Translated TOFU benchmarks have enabled rigorous evaluation of multilingual, cross-modal, and cross-lingual systems:

• Robust Cross-Lingual Evaluation: Benchmarks spanning multiple languages/scripts reveal nontrivial challenges in generalization, targeted forgetting, and cultural adaptation, informing both modeling and data collection strategies (Lizzo et al., 10 Jan 2026).
• Scalable Multimodal Pretraining: Machine-translated multimodal corpora (TD-MML) demonstrably outperform solely English pretraining or limited few-shot augmentation, especially in zero-shot transfer settings (Qiu et al., 2022).

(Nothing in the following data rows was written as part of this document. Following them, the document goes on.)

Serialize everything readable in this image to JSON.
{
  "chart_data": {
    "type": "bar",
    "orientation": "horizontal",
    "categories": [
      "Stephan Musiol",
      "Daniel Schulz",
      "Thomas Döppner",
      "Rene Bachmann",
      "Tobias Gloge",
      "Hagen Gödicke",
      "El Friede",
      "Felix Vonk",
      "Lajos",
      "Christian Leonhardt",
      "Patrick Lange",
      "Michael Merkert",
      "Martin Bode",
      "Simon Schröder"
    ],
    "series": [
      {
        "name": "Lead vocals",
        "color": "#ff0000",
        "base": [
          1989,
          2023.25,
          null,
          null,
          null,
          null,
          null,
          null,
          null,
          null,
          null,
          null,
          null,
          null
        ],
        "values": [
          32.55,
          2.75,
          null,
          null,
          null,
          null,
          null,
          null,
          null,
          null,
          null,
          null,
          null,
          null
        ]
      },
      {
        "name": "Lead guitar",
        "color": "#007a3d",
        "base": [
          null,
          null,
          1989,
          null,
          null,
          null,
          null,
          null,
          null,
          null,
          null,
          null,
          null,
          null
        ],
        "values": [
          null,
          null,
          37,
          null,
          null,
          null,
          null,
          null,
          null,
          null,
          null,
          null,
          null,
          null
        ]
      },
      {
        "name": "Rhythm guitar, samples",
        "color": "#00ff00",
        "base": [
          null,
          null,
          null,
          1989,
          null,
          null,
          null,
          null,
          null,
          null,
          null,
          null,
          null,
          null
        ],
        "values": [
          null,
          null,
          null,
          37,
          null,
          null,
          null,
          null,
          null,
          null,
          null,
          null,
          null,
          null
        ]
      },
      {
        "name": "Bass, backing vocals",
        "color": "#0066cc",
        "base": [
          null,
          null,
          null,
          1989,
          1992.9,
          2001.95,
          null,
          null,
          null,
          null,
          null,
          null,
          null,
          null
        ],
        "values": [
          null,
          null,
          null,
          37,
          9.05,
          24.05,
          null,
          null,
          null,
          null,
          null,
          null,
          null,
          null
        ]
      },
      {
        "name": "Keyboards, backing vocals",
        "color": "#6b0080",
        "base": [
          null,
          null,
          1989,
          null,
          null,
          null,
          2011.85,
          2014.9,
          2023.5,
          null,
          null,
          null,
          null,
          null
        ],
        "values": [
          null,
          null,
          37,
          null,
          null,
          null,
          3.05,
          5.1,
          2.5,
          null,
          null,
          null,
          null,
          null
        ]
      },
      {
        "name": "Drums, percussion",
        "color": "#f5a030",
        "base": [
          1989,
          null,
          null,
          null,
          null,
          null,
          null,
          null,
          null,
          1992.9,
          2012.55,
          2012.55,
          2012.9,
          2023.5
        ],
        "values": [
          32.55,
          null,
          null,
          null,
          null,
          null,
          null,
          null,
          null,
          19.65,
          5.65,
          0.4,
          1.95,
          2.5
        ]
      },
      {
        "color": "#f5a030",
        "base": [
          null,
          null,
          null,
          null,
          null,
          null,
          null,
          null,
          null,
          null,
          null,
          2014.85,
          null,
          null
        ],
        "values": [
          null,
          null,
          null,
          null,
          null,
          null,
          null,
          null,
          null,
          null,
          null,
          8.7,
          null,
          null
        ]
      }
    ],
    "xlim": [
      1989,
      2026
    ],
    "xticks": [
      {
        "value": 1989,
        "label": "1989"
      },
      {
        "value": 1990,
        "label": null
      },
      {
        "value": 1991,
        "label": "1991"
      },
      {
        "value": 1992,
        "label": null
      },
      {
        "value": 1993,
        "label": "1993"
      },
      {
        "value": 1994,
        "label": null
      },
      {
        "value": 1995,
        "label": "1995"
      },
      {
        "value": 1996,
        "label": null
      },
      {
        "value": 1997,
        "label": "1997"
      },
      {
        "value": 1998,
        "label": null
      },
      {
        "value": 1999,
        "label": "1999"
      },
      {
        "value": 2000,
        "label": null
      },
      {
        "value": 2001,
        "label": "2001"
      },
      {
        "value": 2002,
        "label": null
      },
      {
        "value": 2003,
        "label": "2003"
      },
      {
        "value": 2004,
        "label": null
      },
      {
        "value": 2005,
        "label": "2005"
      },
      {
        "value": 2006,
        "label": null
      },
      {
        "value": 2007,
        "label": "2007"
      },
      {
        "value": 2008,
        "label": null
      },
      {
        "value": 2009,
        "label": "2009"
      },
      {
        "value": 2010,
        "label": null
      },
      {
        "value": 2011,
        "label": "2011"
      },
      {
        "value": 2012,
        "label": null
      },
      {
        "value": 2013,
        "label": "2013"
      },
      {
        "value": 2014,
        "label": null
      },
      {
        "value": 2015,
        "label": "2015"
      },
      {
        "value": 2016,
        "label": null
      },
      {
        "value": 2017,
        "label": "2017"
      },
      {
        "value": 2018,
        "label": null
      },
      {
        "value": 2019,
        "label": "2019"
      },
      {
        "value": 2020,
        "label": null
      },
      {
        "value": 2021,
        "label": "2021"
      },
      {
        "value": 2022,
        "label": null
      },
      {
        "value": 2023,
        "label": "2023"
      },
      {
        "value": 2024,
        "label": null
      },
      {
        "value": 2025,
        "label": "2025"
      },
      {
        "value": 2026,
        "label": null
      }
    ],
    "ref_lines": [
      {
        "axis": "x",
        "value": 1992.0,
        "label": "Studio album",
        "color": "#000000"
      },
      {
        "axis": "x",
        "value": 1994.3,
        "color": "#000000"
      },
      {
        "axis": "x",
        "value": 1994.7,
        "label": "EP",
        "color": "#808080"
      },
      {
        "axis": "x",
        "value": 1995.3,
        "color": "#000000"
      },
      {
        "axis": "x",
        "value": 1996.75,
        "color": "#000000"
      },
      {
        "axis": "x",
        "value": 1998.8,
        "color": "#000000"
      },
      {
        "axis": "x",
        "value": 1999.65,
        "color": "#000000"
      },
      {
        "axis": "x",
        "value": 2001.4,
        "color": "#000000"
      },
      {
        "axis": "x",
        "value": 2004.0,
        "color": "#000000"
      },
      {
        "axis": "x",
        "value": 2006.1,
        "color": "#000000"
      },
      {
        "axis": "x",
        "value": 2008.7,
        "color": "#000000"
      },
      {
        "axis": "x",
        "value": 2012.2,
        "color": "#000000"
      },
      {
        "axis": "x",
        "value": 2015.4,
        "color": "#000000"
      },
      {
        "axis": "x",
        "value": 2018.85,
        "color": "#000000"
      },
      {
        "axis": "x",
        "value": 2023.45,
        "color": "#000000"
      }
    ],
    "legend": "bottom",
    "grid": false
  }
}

• Token Efficiency for Visual Benchmarks: Benchmark-driven innovation in token reduction enables practical scaling of LMMs to multi-image tasks (Pippi et al., 6 Mar 2025).
• Model Development Guidance: The limitations exposed—translation fidelity, replication fragility, domain adaptation—shape future directions for multilingual benchmark design and model assessment (Dandamudi et al., 2024, Plaza et al., 2024).

This suggests ongoing research must integrate automated translation, expert review, error-driven sampling, and community-driven revision to advance benchmark fidelity, coverage, and impact.